British inventor James Dyson has used his vacuum technology knowledge and his firm’s advanced manufacturing skills to design a new hospital ventilator in 10 days, and is now proposing to supply Britain’s National Health Service with 15,000 of them at speed. Boris Johnson has made things easier by having the NHS publish specifications for rapidly produced ventilators.

Toyota is retooling its plants to make face masks and ventilators. GE Health, 3M and Ford are working together to produce ventilators in the US under Project Apollo, named after the Apollo 13 moon mission. That mission resulted in what Gizmodo magazine has called “the greatest hack in history”. A small group of NASA engineers and scientists, working with the astronauts, designed and built within hours an oxygen scrubber from parts available in the damaged Apollo spacecraft, achieving what seemed impossible because the astronauts’ lives were at stake.

It’s not only big companies acting creatively. That US powerhouse of innovation, Massa­chusetts Institute of Technology, is providing open-source ventilator designs to allow anyone to be able to manufacture them.

Three big issues face Australia. First, successful efforts overseas in rapid ventilator production will be targeted, understandably, to meet their own domestic needs. To benefit, we’d have to join a queue.

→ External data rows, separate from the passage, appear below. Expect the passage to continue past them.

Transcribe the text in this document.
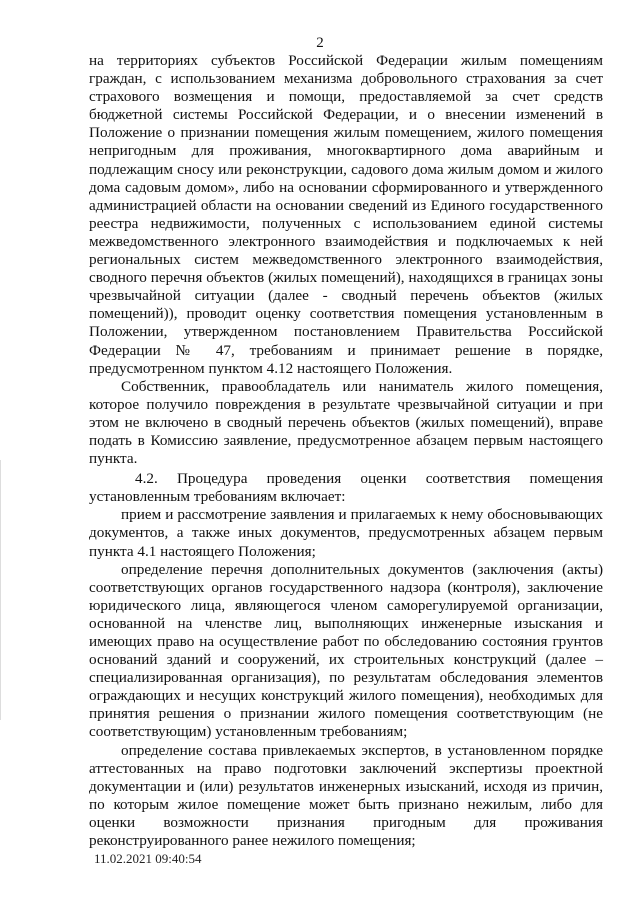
2

на территориях субъектов Российской Федерации жилым помещениям граждан, с использованием механизма добровольного страхования за счет страхового возмещения и помощи, предоставляемой за счет средств бюджетной системы Российской Федерации, и о внесении изменений в Положение о признании помещения жилым помещением, жилого помещения непригодным для проживания, многоквартирного дома аварийным и подлежащим сносу или реконструкции, садового дома жилым домом и жилого дома садовым домом», либо на основании сформированного и утвержденного администрацией области на основании сведений из Единого государственного реестра недвижимости, полученных с использованием единой системы межведомственного электронного взаимодействия и подключаемых к ней региональных систем межведомственного электронного взаимодействия, сводного перечня объектов (жилых помещений), находящихся в границах зоны чрезвычайной ситуации (далее - сводный перечень объектов (жилых помещений)), проводит оценку соответствия помещения установленным в Положении, утвержденном постановлением Правительства Российской Федерации № 47, требованиям и принимает решение в порядке, предусмотренном пунктом 4.12 настоящего Положения.

Собственник, правообладатель или наниматель жилого помещения, которое получило повреждения в результате чрезвычайной ситуации и при этом не включено в сводный перечень объектов (жилых помещений), вправе подать в Комиссию заявление, предусмотренное абзацем первым настоящего пункта.

4.2. Процедура проведения оценки соответствия помещения установленным требованиям включает:

прием и рассмотрение заявления и прилагаемых к нему обосновывающих документов, а также иных документов, предусмотренных абзацем первым пункта 4.1 настоящего Положения;

определение перечня дополнительных документов (заключения (акты) соответствующих органов государственного надзора (контроля), заключение юридического лица, являющегося членом саморегулируемой организации, основанной на членстве лиц, выполняющих инженерные изыскания и имеющих право на осуществление работ по обследованию состояния грунтов оснований зданий и сооружений, их строительных конструкций (далее – специализированная организация), по результатам обследования элементов ограждающих и несущих конструкций жилого помещения), необходимых для принятия решения о признании жилого помещения соответствующим (не соответствующим) установленным требованиям;

определение состава привлекаемых экспертов, в установленном порядке аттестованных на право подготовки заключений экспертизы проектной документации и (или) результатов инженерных изысканий, исходя из причин, по которым жилое помещение может быть признано нежилым, либо для оценки возможности признания пригодным для проживания реконструированного ранее нежилого помещения;

11.02.2021 09:40:54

Second, much of this research, design and manufacturing effort is disjointed, with local initiatives by particular firms and individuals scattered around the world. That means the most viable approach for Australia may well be missed because we don’t know about it.

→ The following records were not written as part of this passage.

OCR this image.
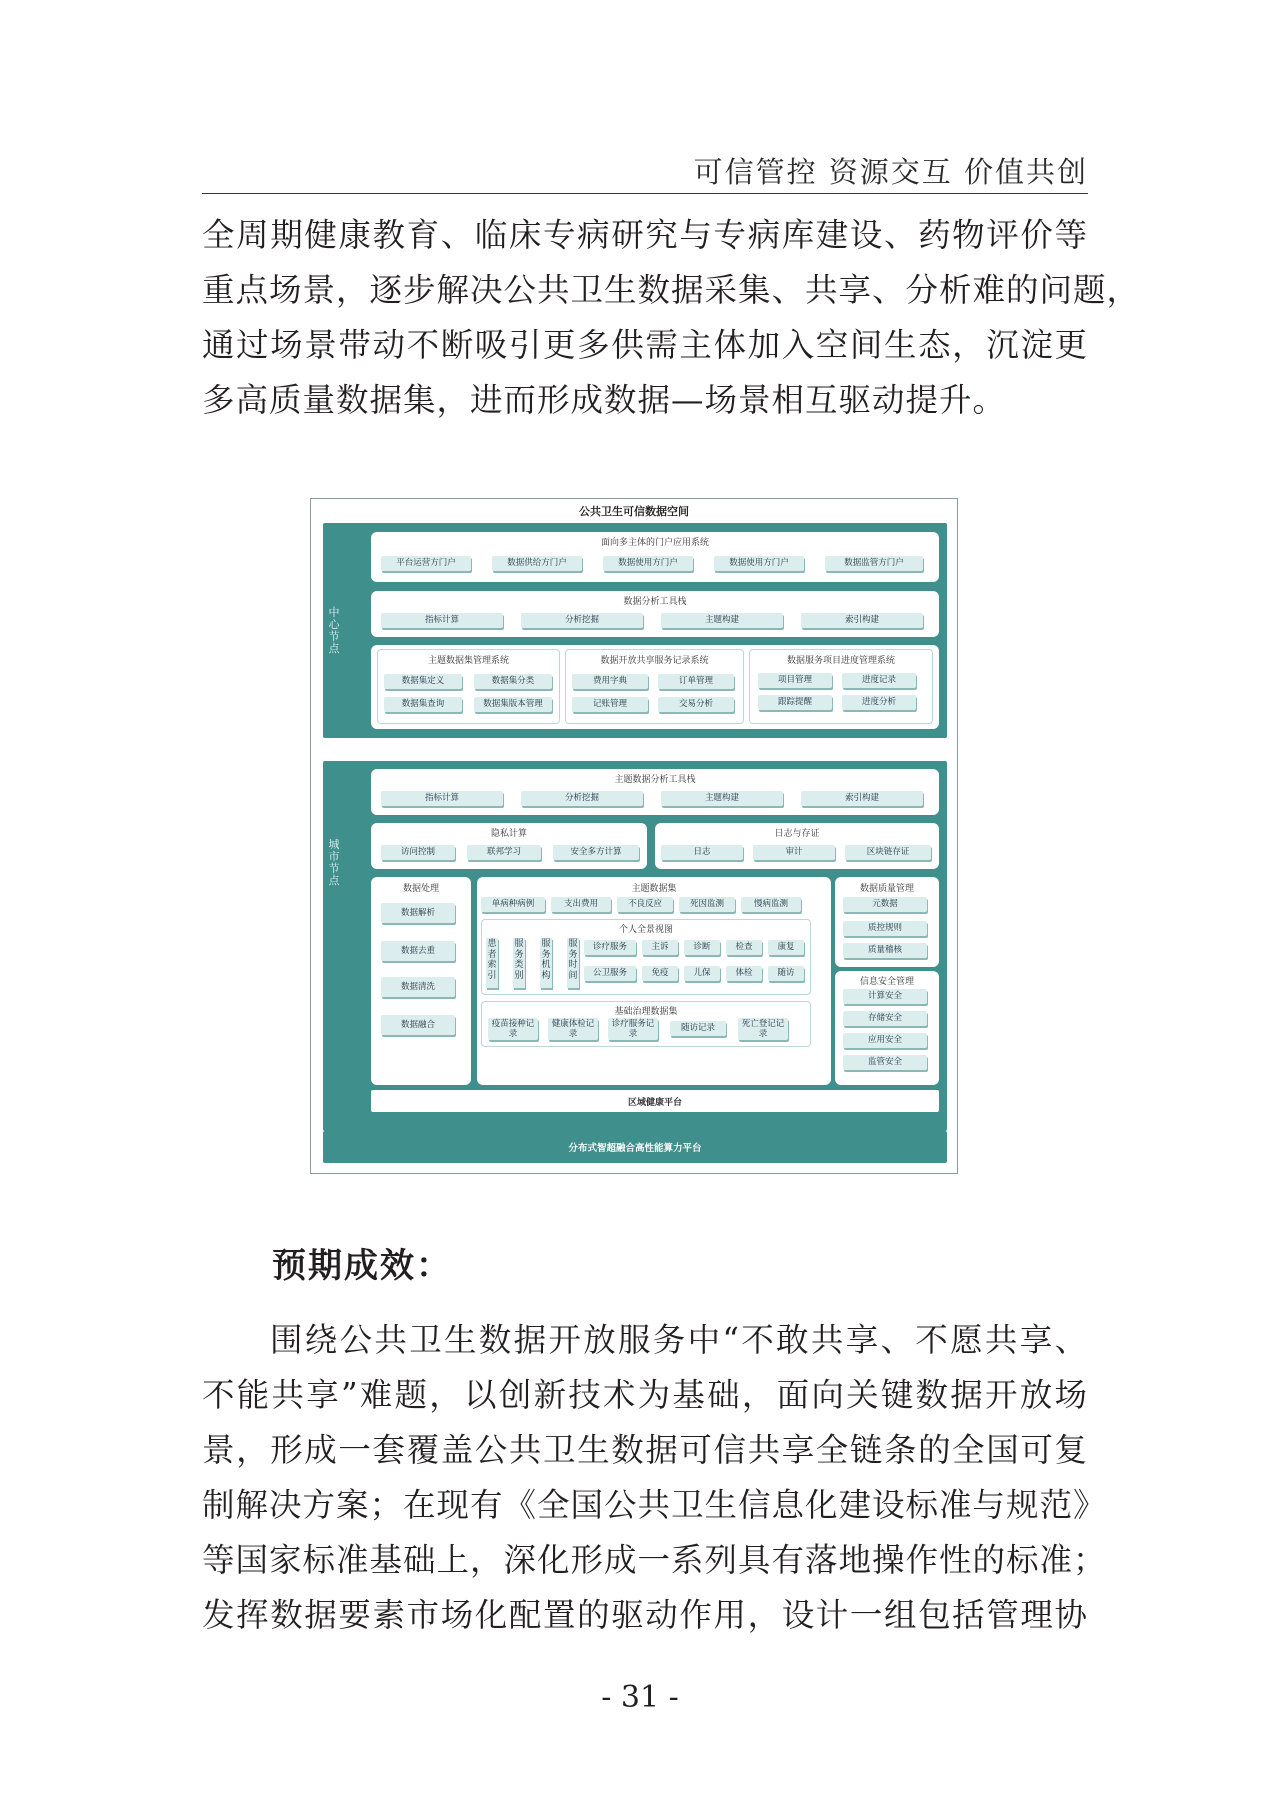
可信管控 资源交互 价值共创

全周期健康教育、临床专病研究与专病库建设、药物评价等
重点场景，逐步解决公共卫生数据采集、共享、分析难的问题，
通过场景带动不断吸引更多供需主体加入空间生态，沉淀更
多高质量数据集，进而形成数据—场景相互驱动提升。

公共卫生可信数据空间
中心节点
面向多主体的门户应用系统
平台运营方门户	数据供给方门户	数据使用方门户	数据使用方门户	数据监管方门户
数据分析工具栈
指标计算	分析挖掘	主题构建	索引构建
主题数据集管理系统
数据集定义	数据集分类
数据集查询	数据集版本管理
数据开放共享服务记录系统
费用字典	订单管理
记账管理	交易分析
数据服务项目进度管理系统
项目管理	进度记录
跟踪提醒	进度分析
城市节点
主题数据分析工具栈
指标计算	分析挖掘	主题构建	索引构建
隐私计算
访问控制	联邦学习	安全多方计算
日志与存证
日志	审计	区块链存证
数据处理
数据解析
数据去重
数据清洗
数据融合
主题数据集
单病种病例	支出费用	不良反应	死因监测	慢病监测
个人全景视图
患者索引
服务类别
服务机构
服务时间
诊疗服务	主诉	诊断	检查	康复
公卫服务	免疫	儿保	体检	随访
基础治理数据集
疫苗接种记录
健康体检记录
诊疗服务记录
随访记录	死亡登记记录
数据质量管理
元数据
质控规则
质量稽核
信息安全管理
计算安全
存储安全
应用安全
监管安全
区域健康平台
分布式智超融合高性能算力平台
预期成效：

围绕公共卫生数据开放服务中“不敢共享、不愿共享、
不能共享”难题，以创新技术为基础，面向关键数据开放场
景，形成一套覆盖公共卫生数据可信共享全链条的全国可复
制解决方案；在现有《全国公共卫生信息化建设标准与规范》
等国家标准基础上，深化形成一系列具有落地操作性的标准；
发挥数据要素市场化配置的驱动作用，设计一组包括管理协

- 31 -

The last problem is that open-source ventilator designs or proprietary designs of existing manufacturers such as GE Health will probably use a set of inputs and components that are in short supply or simply not available to Australian manufacturers in these disrupted economic times. A Ventilator Grand Challenge led by our government could solve these issues.

If Australia provides a prize, say $50m, for the best design and production proposal, it will bring a focus to uncoordinated efforts here and overseas.

The challenge can be open to any combination of individuals and companies that can demonstrate a viable ventilator design able to be manufactured within weeks — in Australia from locally available components. Having a top 10 selection that leads to more than one ventilator design being produced would be optimal, given the urgency.

This requires regulatory change to fast-track Australian approval of designs.

Prizemoney in the face of such existential human need may seem misplaced, but it’s best to recognise that, along with humanitarian motives, designers and manufacturers will also respond to incentives to devote their ingenuity, time and resources to this effort. And financial reward will drive the partnerships we need between designers and Australian manufacturers.

This collaboration is critical. Without designers working with existing Australian advanced manufacturing firms that know what supplies they can and can’t depend on, the best open-source design will simply not be able to be manufactured here. That’s why the UK Dyson example is workable — because the designers know what the company they are working with can do.

The good news is that Australia has the required medical research and design expertise, with companies such as ResMed and Cochlear. That combines with capable government scientific research and regulatory agencies such as the Therapeutic Goods Administration, the CSIRO and the Defence Science and Technology Group. We also have a strong advanced manufacturing base. This includes the precision engineering and automotive supplies sector, and some of the big Defence companies with good national supplier relationships, such as ASC, formerly the Australian Submarine Corporation.

That’s a design and manufacturing ecosystem with a diverse supply chain of local small and medium firms that will be delighted to get work and to contribute to an urgent national priority.

So, let’s see a funded, urgent Ventilator Grand Challenge announced as one of the next acts of our new national cabinet. It will save Australian lives and, as the nation moves out of the crisis phase of the pandemic, we will be in a position to help others in our region and across the world with these lifesaving devices.